Tom Sawyers Geschäftsmodell

Haben wir eine neue Internet-Blase? Stephan Russ-Mohl meint ja, mit dem Blick auf die jüngsten Bewertungen von Twitter, Facebook und The Huffington Post.

Der Online-Kurznachrichtendienst Twitter soll inzwischen zehn Milliarden Dollar wert sein. Die astronomische Summe wäre, so hat die Financial Times Deutschland ausgerechnet, das 222-fache des Umsatzes. Noch im Dezember wurde das Unternehmen von Investoren mit 3,7 Milliarden bewertet. Noch kometenhafter ist der Aufstieg von Facebook am Investoren-Himmel, während andere soziale Netzwerke wie StudiVZ oder Myspace bereits dramatisch an Wert eingebüsst haben.

Die Schätzwerte für Twitter und Facebook deuten neuerlich auf Blasenbildung hin – auf Phantasiepreise, die nicht mehr durch reales Wirtschaften gedeckt sind. Auch die „nur” 315 Millionen Dollar, die der schwächelnde einstige Internet-Gigant AOL soeben für die Huffington Post bezahlt hat, ist solch ein Phantasiepreis – selbst wenn sich AOL damit die erfolgreichste amerikanische Online-Zeitung einverleibt. Erst 2005 ist dieser Start up ins Netz gegangen. Das Bemerkenswerte ist sein „Geschäftsmodell“. Im Kern beruht es darauf, andere für sich arbeiten zu lassen, ohne sie dafür zu bezahlen – so wie dereinst Tom Sawyer, der von seiner Tante dazu verdonnert worden war, ihren Zaun zu streichen. Der smarte kleine Tom spannte seine Freunde für sich ein. Er erzählte ihnen, wieviel Spass das Pinseln mache – und liess sie‘s dann ausprobieren…
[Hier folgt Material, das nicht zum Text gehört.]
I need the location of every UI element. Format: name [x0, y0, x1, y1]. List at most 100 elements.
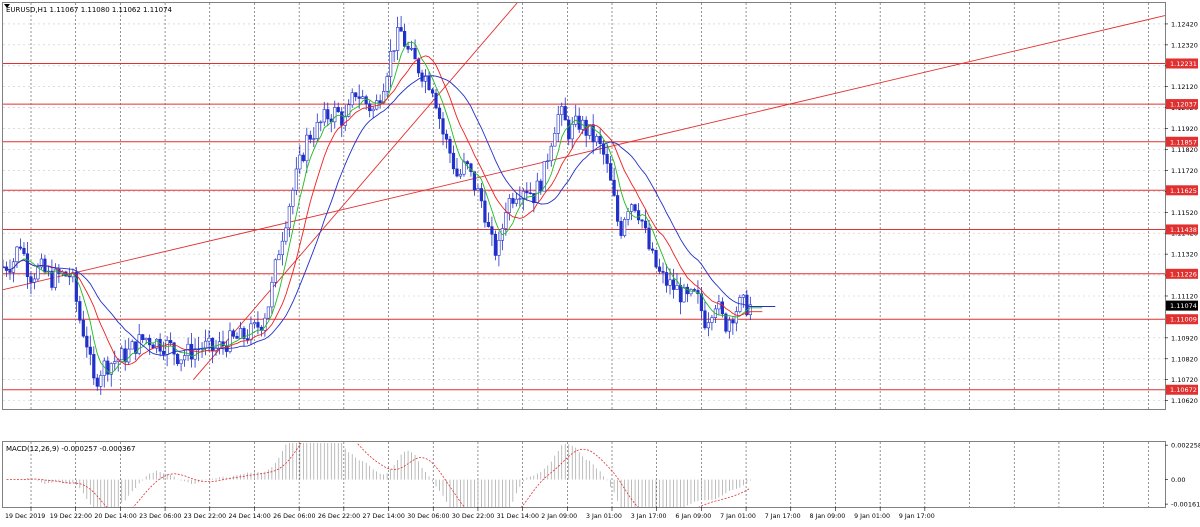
candle-body — [472, 171, 477, 191]
moving-average-line — [3, 75, 776, 356]
candle-body — [595, 136, 599, 143]
candle-body — [291, 189, 295, 207]
candle-body — [745, 294, 749, 316]
candle-body — [22, 247, 26, 255]
current-price-box — [1166, 300, 1198, 311]
candle-body — [444, 133, 449, 140]
time-label: 9 Jan 01:00 — [854, 513, 890, 520]
candle-body — [507, 198, 511, 213]
candle-body — [18, 246, 23, 249]
candle-body — [50, 270, 54, 288]
candle-body — [266, 306, 271, 319]
price-tick-label: 1.10620 — [1171, 397, 1198, 405]
time-label: 3 Jan 01:00 — [586, 513, 622, 520]
candle-body — [570, 123, 574, 140]
candle-body — [207, 337, 211, 342]
candle-body — [301, 154, 305, 162]
moving-average-line — [3, 41, 763, 374]
candle-body — [210, 337, 215, 352]
candle-body — [354, 92, 358, 98]
candle-body — [319, 121, 323, 124]
candle-body — [682, 286, 686, 303]
candle-body — [15, 246, 19, 263]
level-price-label: 1.11009 — [1170, 316, 1197, 324]
candle-body — [556, 114, 560, 134]
candle-body — [640, 219, 644, 222]
candle-body — [525, 190, 529, 194]
candle-body — [724, 313, 728, 332]
candle-body — [109, 363, 113, 375]
trend-lines — [3, 3, 1165, 380]
candle-body — [95, 377, 99, 387]
candle-body — [399, 27, 403, 32]
panel-menu-icon[interactable] — [4, 4, 10, 8]
candle-body — [273, 259, 277, 283]
candle-body — [678, 285, 683, 303]
candle-body — [277, 254, 281, 261]
candle-body — [182, 355, 187, 361]
candle-body — [476, 188, 480, 191]
moving-average-line — [3, 55, 763, 365]
level-price-box — [1166, 185, 1198, 196]
candle-body — [203, 340, 208, 349]
candle-body — [692, 289, 697, 291]
trend-line — [3, 15, 1165, 291]
candle-body — [479, 188, 484, 202]
candle-body — [504, 212, 508, 229]
candle-body — [633, 204, 637, 211]
candle-body — [720, 301, 724, 315]
candle-body — [553, 133, 557, 147]
candle-body — [668, 279, 672, 286]
time-label: 27 Dec 14:00 — [363, 513, 405, 520]
candle-body — [144, 337, 148, 340]
candle-body — [598, 136, 602, 144]
candle-body — [113, 361, 117, 364]
candle-body — [32, 278, 37, 283]
candle-body — [486, 221, 491, 227]
candle-body — [221, 341, 225, 347]
level-price-label: 1.11625 — [1170, 187, 1197, 195]
time-label: 3 Jan 17:00 — [631, 513, 667, 520]
candle-body — [409, 47, 414, 50]
candle-body — [53, 268, 57, 288]
candle-body — [343, 116, 347, 126]
level-price-box — [1166, 314, 1198, 325]
candle-body — [511, 198, 515, 204]
candle-body — [25, 253, 30, 278]
candle-body — [717, 301, 721, 310]
candle-body — [158, 338, 162, 352]
candle-body — [458, 173, 463, 177]
candle-body — [616, 195, 620, 222]
candle-body — [455, 168, 459, 177]
candle-body — [336, 107, 340, 113]
price-tick-label: 1.11520 — [1171, 209, 1198, 217]
candle-body — [514, 198, 518, 204]
candle-body — [245, 338, 250, 341]
candle-body — [92, 354, 96, 379]
candle-body — [636, 210, 641, 221]
candle-body — [483, 200, 487, 223]
time-label: 24 Dec 14:00 — [228, 513, 270, 520]
level-price-box — [1166, 384, 1198, 395]
level-price-label: 1.12037 — [1170, 101, 1197, 109]
time-label: 7 Jan 17:00 — [765, 513, 801, 520]
candle-body — [591, 124, 595, 143]
level-price-label: 1.11857 — [1170, 138, 1197, 146]
candle-body — [137, 334, 141, 354]
candle-body — [392, 50, 396, 52]
candle-body — [710, 317, 714, 323]
candle-body — [169, 340, 173, 344]
candle-body — [389, 51, 393, 77]
candle-body — [609, 163, 613, 181]
price-tick-label: 1.11720 — [1171, 167, 1198, 175]
candle-body — [305, 134, 309, 162]
moving-averages — [3, 41, 776, 374]
macd-histogram — [6, 443, 751, 507]
time-axis: 19 Dec 2019 19 Dec 22:00 20 Dec 14:00 23 De… — [5, 507, 935, 520]
time-label: 19 Dec 22:00 — [50, 513, 92, 520]
level-price-box — [1166, 224, 1198, 235]
candle-body — [413, 47, 417, 60]
candle-body — [741, 294, 745, 298]
candle-body — [437, 107, 442, 119]
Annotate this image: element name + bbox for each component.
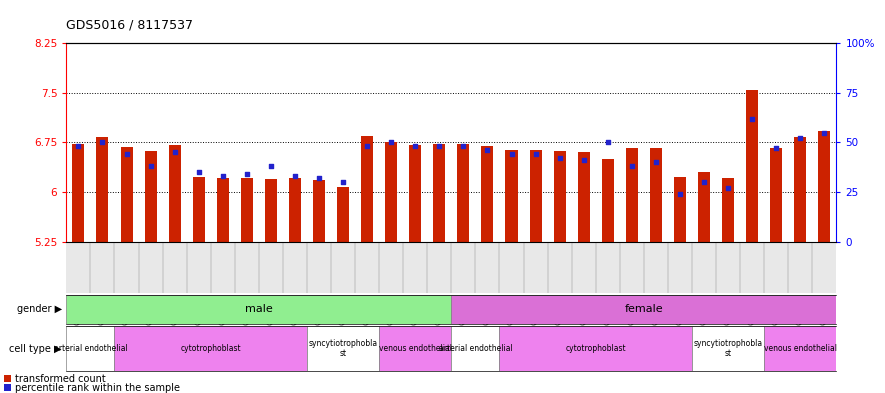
- Point: [288, 173, 302, 179]
- Bar: [193, 177, 204, 242]
- Bar: [409, 145, 421, 242]
- Bar: [499, 326, 692, 371]
- Bar: [794, 137, 806, 242]
- Bar: [554, 151, 566, 242]
- Point: [721, 185, 735, 191]
- Bar: [66, 326, 114, 371]
- Bar: [289, 178, 301, 242]
- Text: percentile rank within the sample: percentile rank within the sample: [16, 383, 181, 393]
- Text: venous endothelial: venous endothelial: [379, 344, 451, 353]
- Bar: [120, 147, 133, 242]
- Bar: [265, 179, 277, 242]
- Bar: [241, 178, 253, 242]
- Point: [481, 147, 495, 154]
- Text: cell type ▶: cell type ▶: [10, 344, 62, 354]
- Bar: [481, 146, 494, 242]
- Point: [408, 143, 422, 150]
- Bar: [385, 142, 397, 242]
- Point: [240, 171, 254, 177]
- Text: male: male: [245, 305, 273, 314]
- Bar: [602, 159, 614, 242]
- Point: [143, 163, 158, 169]
- Bar: [505, 151, 518, 242]
- Point: [96, 139, 110, 145]
- Bar: [66, 295, 451, 324]
- Point: [457, 143, 471, 150]
- Bar: [379, 326, 451, 371]
- Point: [793, 135, 807, 141]
- Text: venous endothelial: venous endothelial: [764, 344, 836, 353]
- Bar: [698, 172, 710, 242]
- Point: [384, 139, 398, 145]
- Point: [216, 173, 230, 179]
- Text: GDS5016 / 8117537: GDS5016 / 8117537: [66, 18, 194, 31]
- Bar: [169, 145, 181, 242]
- Point: [119, 151, 134, 158]
- Bar: [434, 145, 445, 242]
- Bar: [451, 326, 499, 371]
- Point: [336, 179, 350, 185]
- Point: [769, 145, 783, 152]
- Text: arterial endothelial: arterial endothelial: [54, 344, 127, 353]
- Text: syncytiotrophobla
st: syncytiotrophobla st: [694, 339, 763, 358]
- Point: [601, 139, 615, 145]
- Bar: [73, 145, 84, 242]
- Text: gender ▶: gender ▶: [17, 305, 62, 314]
- Point: [649, 159, 663, 165]
- Bar: [529, 151, 542, 242]
- Point: [360, 143, 374, 150]
- Point: [696, 179, 711, 185]
- Bar: [770, 148, 782, 242]
- Bar: [746, 90, 758, 242]
- Point: [745, 116, 759, 122]
- Point: [673, 191, 687, 197]
- Bar: [4, 384, 11, 391]
- Bar: [361, 136, 373, 242]
- Text: arterial endothelial: arterial endothelial: [439, 344, 512, 353]
- Point: [817, 129, 831, 136]
- Bar: [217, 178, 229, 242]
- Bar: [307, 326, 379, 371]
- Bar: [626, 149, 638, 242]
- Bar: [673, 177, 686, 242]
- Point: [552, 155, 566, 162]
- Bar: [692, 326, 764, 371]
- Bar: [451, 295, 836, 324]
- Point: [167, 149, 181, 156]
- Point: [504, 151, 519, 158]
- Bar: [458, 145, 469, 242]
- Bar: [144, 151, 157, 242]
- Bar: [114, 326, 307, 371]
- Point: [192, 169, 206, 175]
- Point: [312, 175, 326, 181]
- Point: [432, 143, 446, 150]
- Point: [72, 143, 86, 150]
- Text: cytotrophoblast: cytotrophoblast: [181, 344, 241, 353]
- Point: [264, 163, 278, 169]
- Point: [577, 157, 591, 163]
- Point: [625, 163, 639, 169]
- Point: [528, 151, 543, 158]
- Bar: [650, 149, 662, 242]
- Bar: [4, 375, 11, 382]
- Bar: [313, 180, 325, 242]
- Bar: [764, 326, 836, 371]
- Text: cytotrophoblast: cytotrophoblast: [566, 344, 626, 353]
- Bar: [722, 178, 734, 242]
- Text: transformed count: transformed count: [16, 374, 106, 384]
- Bar: [578, 152, 589, 242]
- Text: syncytiotrophobla
st: syncytiotrophobla st: [309, 339, 378, 358]
- Text: female: female: [625, 305, 663, 314]
- Bar: [819, 131, 830, 242]
- Bar: [337, 187, 349, 242]
- Bar: [96, 137, 109, 242]
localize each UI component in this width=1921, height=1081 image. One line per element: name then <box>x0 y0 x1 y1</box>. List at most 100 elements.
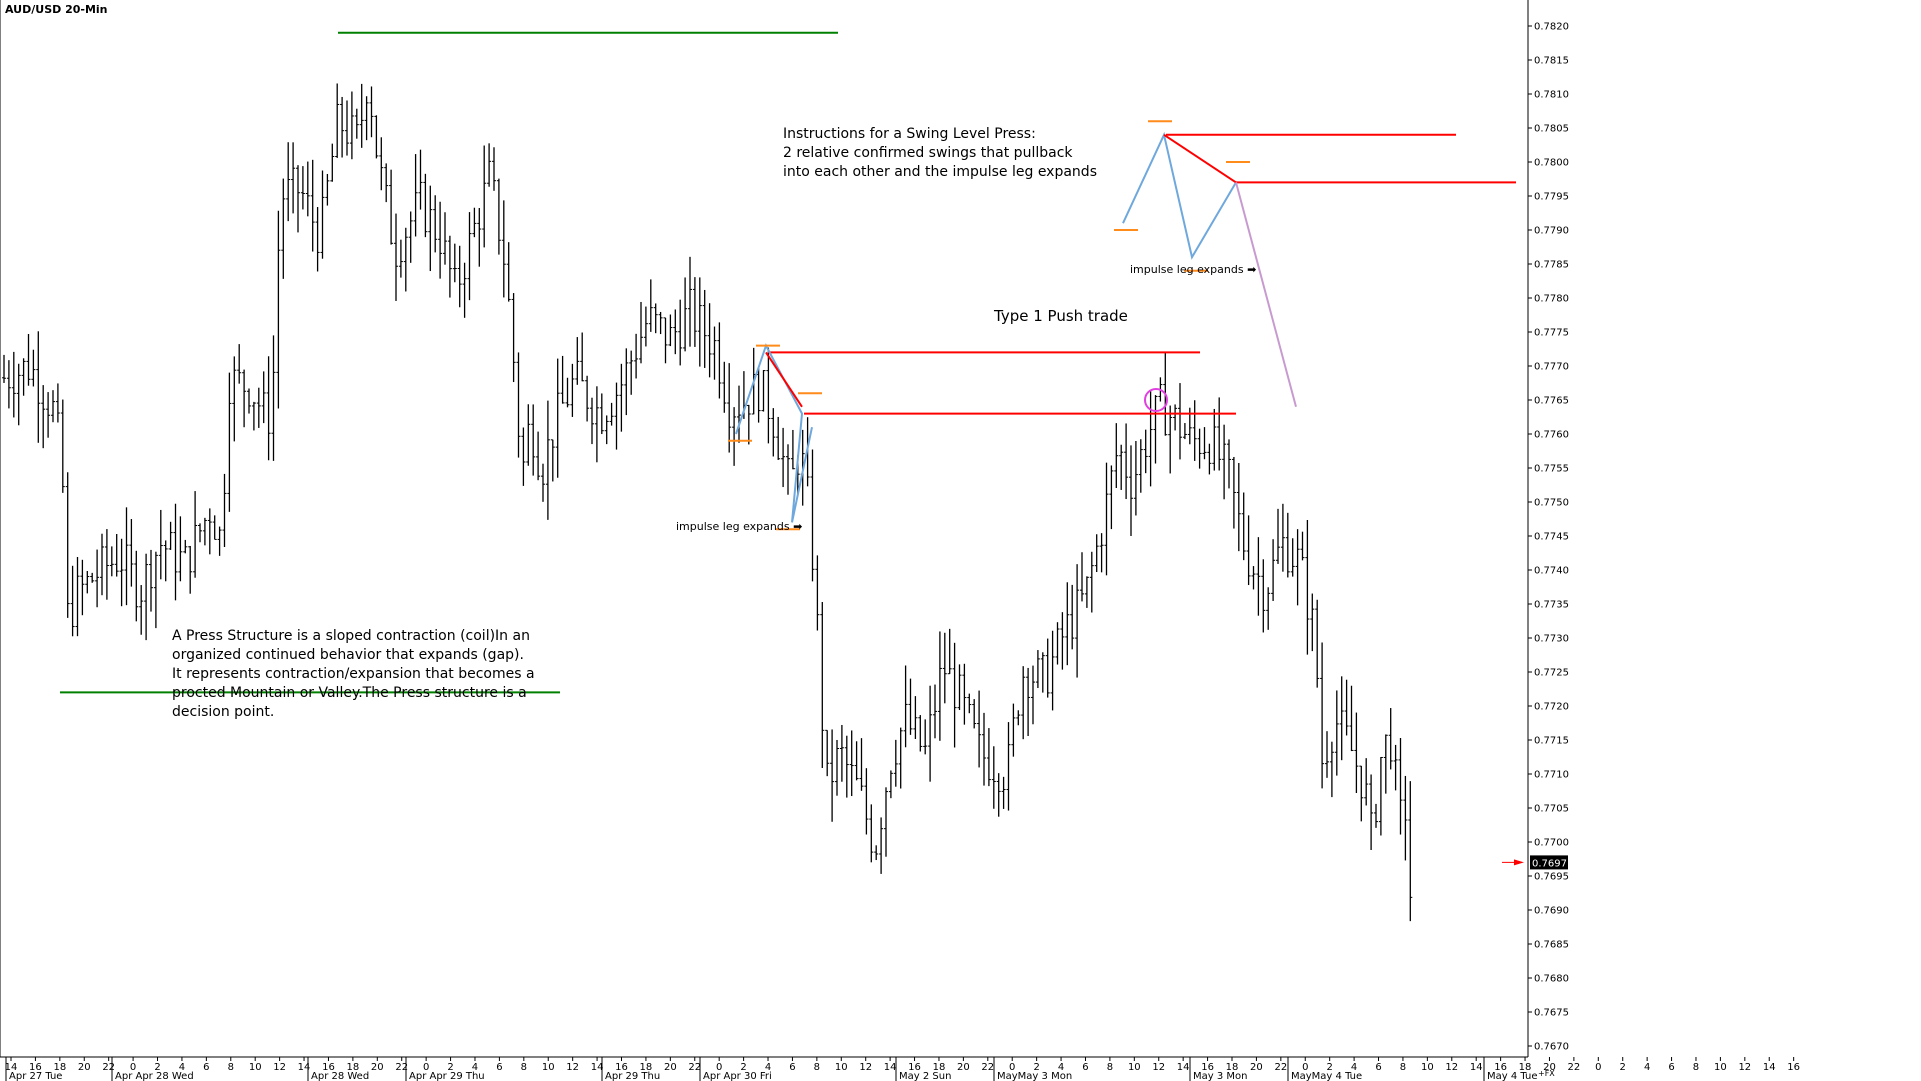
ohlc-bar <box>1153 395 1158 464</box>
ohlc-bar <box>1266 587 1271 630</box>
ohlc-bar <box>1315 599 1320 688</box>
ohlc-bar <box>51 390 55 423</box>
ohlc-bar <box>423 173 428 238</box>
ohlc-bar <box>957 664 962 710</box>
ohlc-bar <box>536 431 541 481</box>
hour-label: 8 <box>521 1062 527 1073</box>
hour-label: 10 <box>1714 1062 1727 1073</box>
ohlc-bar <box>237 344 242 384</box>
ohlc-bar <box>1055 622 1060 665</box>
ohlc-bar <box>95 549 100 608</box>
hour-label: 20 <box>78 1062 91 1073</box>
fx-corner-label: +FX <box>1538 1069 1555 1078</box>
ohlc-bar <box>340 96 345 158</box>
ohlc-bar <box>609 402 614 426</box>
ohlc-bar <box>1104 462 1109 576</box>
ohlc-bar <box>1026 667 1031 736</box>
hour-label: 18 <box>1226 1062 1239 1073</box>
ohlc-bar <box>109 546 114 577</box>
ohlc-bar <box>629 350 634 395</box>
ohlc-bar <box>472 207 477 238</box>
hour-label: 10 <box>835 1062 848 1073</box>
ohlc-bar <box>496 178 501 255</box>
ohlc-bar <box>1290 538 1295 577</box>
hour-label: 10 <box>249 1062 262 1073</box>
ohlc-bar <box>1241 492 1246 561</box>
ohlc-bar <box>854 741 859 781</box>
push-circle <box>1144 388 1168 412</box>
ohlc-bar <box>545 400 550 520</box>
ohlc-bar <box>1094 534 1099 573</box>
ohlc-bar <box>1256 537 1261 616</box>
ohlc-bar <box>663 317 668 364</box>
ohlc-bar <box>232 356 237 442</box>
ohlc-bar <box>501 200 506 298</box>
ohlc-bar <box>447 235 452 298</box>
price-tick-label: 0.7800 <box>1534 158 1569 169</box>
ohlc-bar <box>188 545 193 594</box>
hour-label: 2 <box>1033 1062 1039 1073</box>
hour-label: 16 <box>1201 1062 1214 1073</box>
hour-label: 12 <box>1152 1062 1165 1073</box>
price-tick-label: 0.7770 <box>1534 362 1569 373</box>
ohlc-bar <box>256 387 261 428</box>
ohlc-bar <box>1119 444 1124 490</box>
ohlc-bar <box>756 367 761 423</box>
impulse-label-2: impulse leg expands ➡ <box>1130 263 1257 276</box>
ohlc-bar <box>1349 685 1354 752</box>
ohlc-bar <box>60 399 65 493</box>
ohlc-bar <box>207 508 212 555</box>
ohlc-bar <box>1339 676 1344 761</box>
ohlc-bar <box>614 382 619 450</box>
ohlc-bar <box>104 529 109 600</box>
ohlc-bar <box>712 326 717 380</box>
hour-label: 2 <box>1326 1062 1332 1073</box>
ohlc-bar <box>1006 722 1011 811</box>
ohlc-bar <box>1295 529 1300 606</box>
time-axis[interactable]: 14 16 18 20 22 0 2 4 6 8 10 12 14 16 18 20 22 0 2 4 6 8 10 12 14… <box>5 1057 1800 1081</box>
impulse-label-1: impulse leg expands ➡ <box>676 520 803 533</box>
price-tick-label: 0.7700 <box>1534 838 1569 849</box>
ohlc-bar <box>320 170 325 259</box>
ohlc-bar <box>75 556 80 637</box>
ohlc-bar <box>1364 758 1369 806</box>
ohlc-bar <box>443 212 447 265</box>
hour-label: 4 <box>765 1062 771 1073</box>
hour-label: 8 <box>1693 1062 1699 1073</box>
ohlc-bar <box>1227 439 1231 489</box>
ohlc-bar <box>1329 741 1334 798</box>
price-tick-label: 0.7805 <box>1534 124 1569 135</box>
ohlc-bar <box>462 262 467 318</box>
price-tick-label: 0.7750 <box>1534 498 1569 509</box>
ohlc-bar <box>6 360 11 409</box>
ohlc-bar <box>1354 712 1359 794</box>
ohlc-bar <box>825 729 830 777</box>
ohlc-bar <box>575 337 580 385</box>
ohlc-bar <box>477 207 482 267</box>
hour-label: 14 <box>5 1062 18 1073</box>
hour-label: 14 <box>298 1062 311 1073</box>
price-tick-label: 0.7775 <box>1534 328 1569 339</box>
press-line-5: decision point. <box>172 704 275 720</box>
hour-label: 16 <box>1787 1062 1800 1073</box>
ohlc-bar <box>1285 512 1290 578</box>
ohlc-bar <box>325 173 330 206</box>
ohlc-bar <box>1133 440 1138 516</box>
ohlc-bar <box>820 601 825 768</box>
price-tick-label: 0.7670 <box>1534 1042 1569 1053</box>
hour-label: 22 <box>981 1062 994 1073</box>
hour-label: 10 <box>542 1062 555 1073</box>
ohlc-bar <box>1138 439 1143 493</box>
price-axis[interactable]: 0.7820 0.7815 0.7810 0.7805 0.7800 0.7795 0.77… <box>1502 22 1569 1079</box>
ohlc-bar <box>227 372 232 512</box>
ohlc-bar <box>1070 584 1075 650</box>
ohlc-bar <box>668 314 673 347</box>
ohlc-bar <box>11 351 16 418</box>
ohlc-bar <box>413 154 418 237</box>
ohlc-bar <box>222 473 227 548</box>
ohlc-bar <box>982 712 986 786</box>
ohlc-bar <box>163 540 168 582</box>
ohlc-bar <box>781 427 786 488</box>
price-tick-label: 0.7735 <box>1534 600 1569 611</box>
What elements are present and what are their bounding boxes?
Heute sind Hunderte von Bloggern gratis für die Website der geschäftstüchtigen Ariana Huffington im Einsatz, darunter viele ihrer prominenten persönlichen Freunde. Was sie nicht an Inhalten beisteuern, „erzeugt“ ein kleines Redaktionsteam, dessen Arbeit zum Grossteil darin besteht, die Plattform HuffPo mit dem Content anderer Websites zu verlinken.

Trittbrettfahren nennen das Ökonomen. Leonard Downie jr., der frühere Chefredakteur der Washington Post wird deutlicher und spricht von parasitärem Verhalten. Dass man damit reich werden kann, ist allerdings keine Errungenschaft des Internets – es soll auch in den guten alten, vor-virtuellen Zeiten schon dem ein oder anderen Glücksritter gelungen sein.